Susan Colace, MD, is the Co-Director of the Program for Personalized Medicine and Pharmacogenomics in Pediatric Hematology/Oncology/Blood and Marrow Transplant at Nationwide Children's Hospital and an Assistant Professor at The Ohio State University College of Medicine. Dr. Colace received her medical degree from Wake Forest University School of Medicine and completed her residency at Children's Hospital of Alabama. Dr. Colace completed her fellowship training at Monroe Carrell Jr. Children's Hospital and Vanderbilt University Medical Center.

She is board-certified in general pediatrics, pediatric hematology/oncology and clinical pharmacology. Her research interests include pharmacogenomics, cancer genetics, and chemotherapy toxicities. Clinically, she sees primarily oncology patients with a focus on leukemia and cancer predisposition syndromes.

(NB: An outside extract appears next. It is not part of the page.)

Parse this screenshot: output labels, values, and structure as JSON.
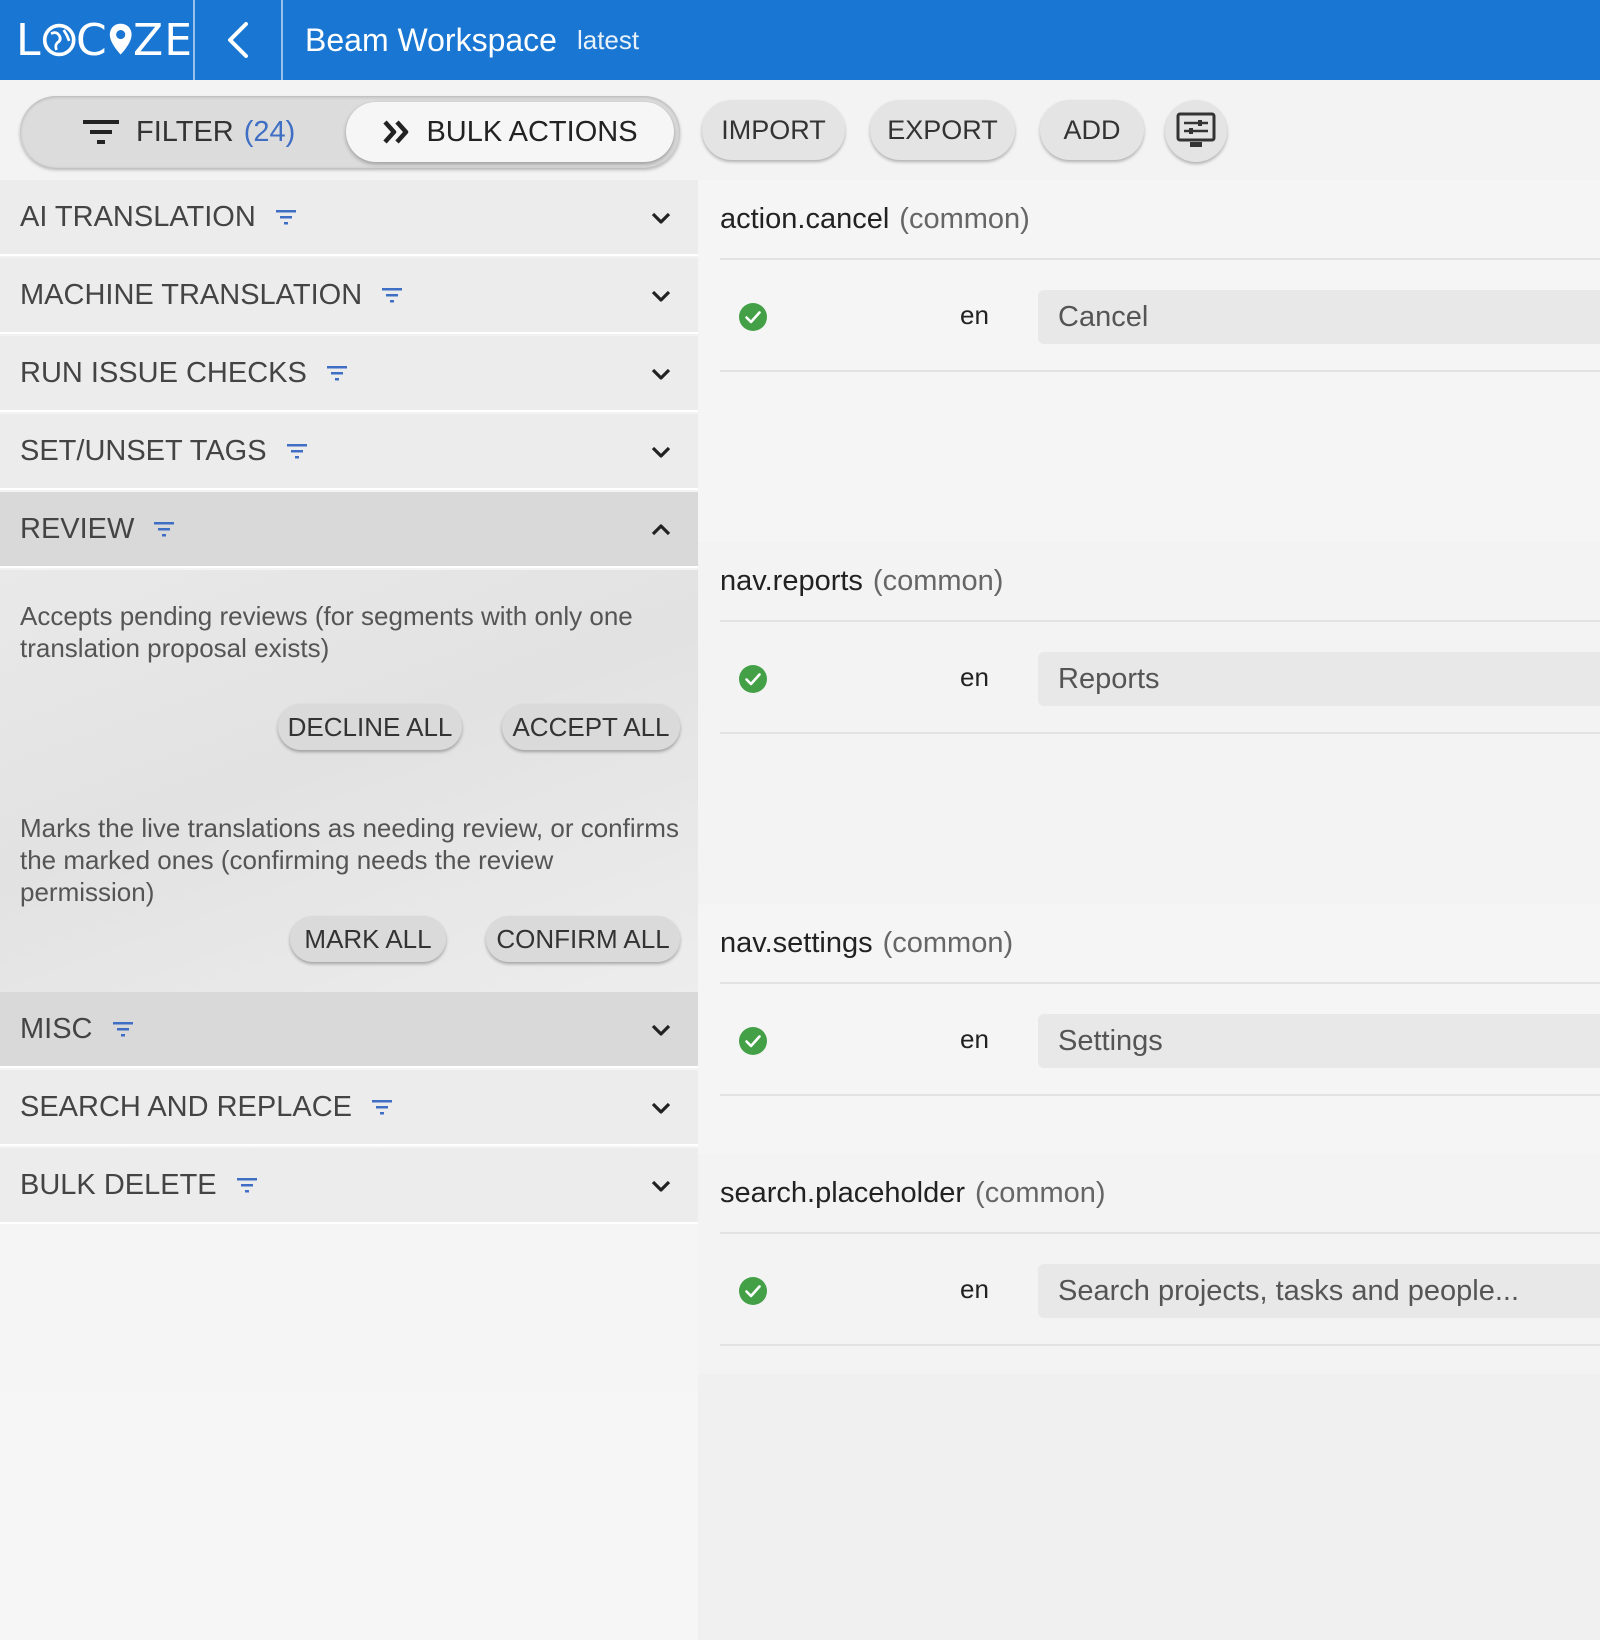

Elizabeth Varga, MS, CGC, is the director of Clinical Genomics Research and Development in the Steve and Cindy Rasmussen Institute for Genomic Medicine at Nationwide Children’s Hospital and is a licensed genetic counselor and adjunct assistant professor of Pediatrics at The Ohio State University. She oversees development and implementation of genomic research protocols into various services lines across Nationwide Children’s and manages the Clinical Genomics research team comprised of genetic counselors, research coordinators and data/regulatory staff.

Elizabeth has almost 20 years of clinical experience as a genetic counselor, with specific expertise related to the genomics of pediatric hematologic, oncologic and immunologic disorders. She has served on the Board of Directors for the National Society of Genetic Counselors and was a founding Board member of the National Blood Clot Alliance.